6. Husband guilty of violating an Interim Order of Protection when he had actual knowledge of the contents of the order. After wife obtained an Interim Order of Protection (OP) against her husband, which prohibited him from contacting her unless it pertained to the children, visitation with the children, or the internet connection that she and the children shared, husband sent her several text messages outside the parameters of the OP. The messages involved a request to retrieve various items from the marital residence, his displeasure with his wife involving an attorney in their legal matters, concert tickets, and a proposed vacation the family could go on together, among other things. Wife reported these text messages to an officer at the police station where the couple exchanged the children for visitation and she pressed charges for the violation. During the criminal jury trial, the trial court refused to present the jury with husband’s non-Illinois pattern jury instructions. The Appellate Court upheld the trial court decision stating that the Illinois pattern instructions adequately stated the law regarding the question of “actual knowledge” of the terms of the order of protection and the husband’s argument that knowledge of the contents of an OP and knowledge that a person is violating that order was a distinction without any real difference. The Court upheld the guilty verdict and 24 months probation. People v. Hoffman, 2012 Il App (2d) 110462.
7. Supreme Court grants PLA in Earlywine v. Earlywine, regarding issue of disgorgement of advance payment retainer. We previously reported the Appellate Court decision in Earlywine, on the issue of whether the trial court was permitted to disgorge $4,000 in attorneys’ fees paid to husband’s attorney as an advance payment retainer. The Appellate Court upheld the disgorgement on the grounds that the use of the advance payment retainer frustrated the goal of the leveling of the playing field statute in divorce proceedings. The Supreme Court has granted husband’s Petition for Leave to Appeal.
8. Service by Email permissible beginning January 2, 2013. The Supreme Court has amended Rule 11 (SCR 11) to allow for proper service of documents via e-mail if an attorney consents to receive service via e-mail.
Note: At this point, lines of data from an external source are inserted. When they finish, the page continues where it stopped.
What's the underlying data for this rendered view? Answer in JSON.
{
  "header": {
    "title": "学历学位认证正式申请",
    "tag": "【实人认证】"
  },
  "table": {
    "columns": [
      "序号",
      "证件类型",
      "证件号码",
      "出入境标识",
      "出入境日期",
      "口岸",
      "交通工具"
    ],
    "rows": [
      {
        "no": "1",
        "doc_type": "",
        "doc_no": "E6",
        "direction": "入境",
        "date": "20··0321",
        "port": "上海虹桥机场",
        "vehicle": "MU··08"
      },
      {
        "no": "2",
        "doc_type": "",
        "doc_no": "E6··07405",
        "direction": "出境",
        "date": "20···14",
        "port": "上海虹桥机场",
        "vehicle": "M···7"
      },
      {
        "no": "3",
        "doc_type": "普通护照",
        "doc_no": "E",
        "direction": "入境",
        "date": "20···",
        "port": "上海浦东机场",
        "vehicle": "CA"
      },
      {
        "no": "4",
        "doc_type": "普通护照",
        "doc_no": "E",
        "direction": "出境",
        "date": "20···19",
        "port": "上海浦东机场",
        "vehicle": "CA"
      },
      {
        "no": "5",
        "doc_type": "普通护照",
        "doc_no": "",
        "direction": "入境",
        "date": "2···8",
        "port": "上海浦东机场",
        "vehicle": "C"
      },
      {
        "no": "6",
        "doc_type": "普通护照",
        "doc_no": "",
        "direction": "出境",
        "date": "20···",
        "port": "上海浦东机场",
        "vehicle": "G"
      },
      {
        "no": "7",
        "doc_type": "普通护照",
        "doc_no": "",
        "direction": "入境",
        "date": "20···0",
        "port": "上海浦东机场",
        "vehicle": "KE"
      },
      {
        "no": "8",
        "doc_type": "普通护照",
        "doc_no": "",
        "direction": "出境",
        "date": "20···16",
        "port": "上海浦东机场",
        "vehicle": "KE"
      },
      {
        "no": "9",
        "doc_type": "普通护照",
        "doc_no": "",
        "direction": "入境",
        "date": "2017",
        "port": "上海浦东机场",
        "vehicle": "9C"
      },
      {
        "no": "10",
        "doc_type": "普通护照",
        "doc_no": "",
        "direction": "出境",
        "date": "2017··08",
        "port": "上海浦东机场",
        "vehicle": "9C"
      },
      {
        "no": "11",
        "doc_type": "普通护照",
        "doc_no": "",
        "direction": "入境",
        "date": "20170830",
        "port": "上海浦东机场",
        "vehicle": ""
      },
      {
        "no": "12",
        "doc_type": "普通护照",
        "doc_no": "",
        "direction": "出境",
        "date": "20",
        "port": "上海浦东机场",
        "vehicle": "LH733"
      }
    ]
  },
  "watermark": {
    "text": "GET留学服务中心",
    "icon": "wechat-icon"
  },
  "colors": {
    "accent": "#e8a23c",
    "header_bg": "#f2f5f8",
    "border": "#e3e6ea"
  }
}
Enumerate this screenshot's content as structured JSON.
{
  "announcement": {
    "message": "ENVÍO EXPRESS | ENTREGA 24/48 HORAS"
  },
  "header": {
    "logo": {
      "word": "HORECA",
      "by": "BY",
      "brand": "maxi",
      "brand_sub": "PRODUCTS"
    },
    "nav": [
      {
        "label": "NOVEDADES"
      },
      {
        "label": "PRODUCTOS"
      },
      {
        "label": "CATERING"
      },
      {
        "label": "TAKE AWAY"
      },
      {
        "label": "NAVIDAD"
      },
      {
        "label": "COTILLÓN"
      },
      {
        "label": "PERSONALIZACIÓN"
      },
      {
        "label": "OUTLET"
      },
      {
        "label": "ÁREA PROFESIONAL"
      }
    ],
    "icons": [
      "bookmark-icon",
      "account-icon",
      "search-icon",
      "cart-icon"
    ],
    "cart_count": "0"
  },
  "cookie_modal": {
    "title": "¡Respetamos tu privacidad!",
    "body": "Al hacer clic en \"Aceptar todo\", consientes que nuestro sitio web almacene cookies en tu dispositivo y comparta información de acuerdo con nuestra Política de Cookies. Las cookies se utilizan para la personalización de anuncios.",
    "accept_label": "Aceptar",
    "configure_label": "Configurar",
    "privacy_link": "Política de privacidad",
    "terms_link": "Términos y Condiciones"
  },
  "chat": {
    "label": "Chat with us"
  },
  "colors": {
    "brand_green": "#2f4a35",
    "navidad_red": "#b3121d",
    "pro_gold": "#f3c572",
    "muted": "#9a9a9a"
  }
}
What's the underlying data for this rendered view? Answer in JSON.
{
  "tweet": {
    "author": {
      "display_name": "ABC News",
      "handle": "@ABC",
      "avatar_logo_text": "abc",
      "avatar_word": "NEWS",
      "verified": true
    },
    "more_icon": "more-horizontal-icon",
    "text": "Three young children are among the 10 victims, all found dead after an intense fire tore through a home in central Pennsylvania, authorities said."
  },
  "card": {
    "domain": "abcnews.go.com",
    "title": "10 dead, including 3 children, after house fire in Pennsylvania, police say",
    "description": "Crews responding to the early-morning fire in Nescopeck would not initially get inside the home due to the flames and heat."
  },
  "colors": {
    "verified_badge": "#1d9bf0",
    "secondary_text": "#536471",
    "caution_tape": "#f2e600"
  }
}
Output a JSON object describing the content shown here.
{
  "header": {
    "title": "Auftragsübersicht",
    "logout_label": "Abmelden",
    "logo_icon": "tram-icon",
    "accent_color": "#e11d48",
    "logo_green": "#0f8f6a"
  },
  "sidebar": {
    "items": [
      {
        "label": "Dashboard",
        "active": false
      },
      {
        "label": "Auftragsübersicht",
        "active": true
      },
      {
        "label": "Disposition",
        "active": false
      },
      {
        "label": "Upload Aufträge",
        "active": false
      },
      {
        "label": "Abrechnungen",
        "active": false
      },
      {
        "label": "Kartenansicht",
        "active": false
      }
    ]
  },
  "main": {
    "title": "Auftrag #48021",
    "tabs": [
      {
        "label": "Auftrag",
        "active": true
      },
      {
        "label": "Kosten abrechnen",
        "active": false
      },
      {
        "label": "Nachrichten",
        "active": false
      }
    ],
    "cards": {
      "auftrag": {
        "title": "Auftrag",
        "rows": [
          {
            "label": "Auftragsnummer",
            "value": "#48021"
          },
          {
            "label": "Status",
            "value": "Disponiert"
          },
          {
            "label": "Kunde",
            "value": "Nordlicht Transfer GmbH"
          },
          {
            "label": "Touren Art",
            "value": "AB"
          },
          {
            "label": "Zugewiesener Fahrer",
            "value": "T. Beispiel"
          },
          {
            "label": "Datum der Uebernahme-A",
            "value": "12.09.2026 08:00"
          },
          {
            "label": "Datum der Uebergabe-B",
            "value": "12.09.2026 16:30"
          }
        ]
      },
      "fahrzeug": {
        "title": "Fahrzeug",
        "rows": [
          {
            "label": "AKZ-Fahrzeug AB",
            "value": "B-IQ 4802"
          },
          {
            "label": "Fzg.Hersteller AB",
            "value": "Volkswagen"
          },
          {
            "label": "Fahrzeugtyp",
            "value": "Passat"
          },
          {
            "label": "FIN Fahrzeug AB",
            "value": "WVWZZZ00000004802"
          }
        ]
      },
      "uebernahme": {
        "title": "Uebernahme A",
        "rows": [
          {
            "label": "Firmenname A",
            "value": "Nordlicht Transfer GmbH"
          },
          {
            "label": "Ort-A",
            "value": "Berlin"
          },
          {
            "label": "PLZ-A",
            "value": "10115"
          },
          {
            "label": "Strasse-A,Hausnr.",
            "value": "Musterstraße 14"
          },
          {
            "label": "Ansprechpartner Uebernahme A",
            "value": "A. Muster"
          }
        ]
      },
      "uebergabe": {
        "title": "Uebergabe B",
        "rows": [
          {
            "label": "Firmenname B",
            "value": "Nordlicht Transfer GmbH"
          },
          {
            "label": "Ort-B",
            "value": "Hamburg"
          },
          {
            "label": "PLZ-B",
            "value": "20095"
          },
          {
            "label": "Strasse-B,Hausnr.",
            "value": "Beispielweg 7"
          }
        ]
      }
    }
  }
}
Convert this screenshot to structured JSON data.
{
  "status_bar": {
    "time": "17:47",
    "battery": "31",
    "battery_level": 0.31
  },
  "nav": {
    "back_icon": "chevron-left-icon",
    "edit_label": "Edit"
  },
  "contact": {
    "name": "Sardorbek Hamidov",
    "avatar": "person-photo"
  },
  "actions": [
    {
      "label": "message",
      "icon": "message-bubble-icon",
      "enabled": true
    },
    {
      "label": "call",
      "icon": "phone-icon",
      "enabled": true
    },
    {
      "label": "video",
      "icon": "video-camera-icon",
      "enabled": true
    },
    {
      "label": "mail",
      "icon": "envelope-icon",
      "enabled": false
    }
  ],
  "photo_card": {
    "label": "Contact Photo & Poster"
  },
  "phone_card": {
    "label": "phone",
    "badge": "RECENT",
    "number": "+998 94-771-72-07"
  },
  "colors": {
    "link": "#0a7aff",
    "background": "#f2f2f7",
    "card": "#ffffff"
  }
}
9. Proposed legislation for integrative family therapy. A bill has passed the Senate and is with the House which would authorize a court to order the parties in a dissolution of marriage action or post-judgment action involving minor children to participate in integrative family therapy. This is defined as a model specifically aimed at high-conflict cases where children have or are at risk for developing pathological conditions, including but not limited to depression, anxiety and personality disorders in the absence of intervention.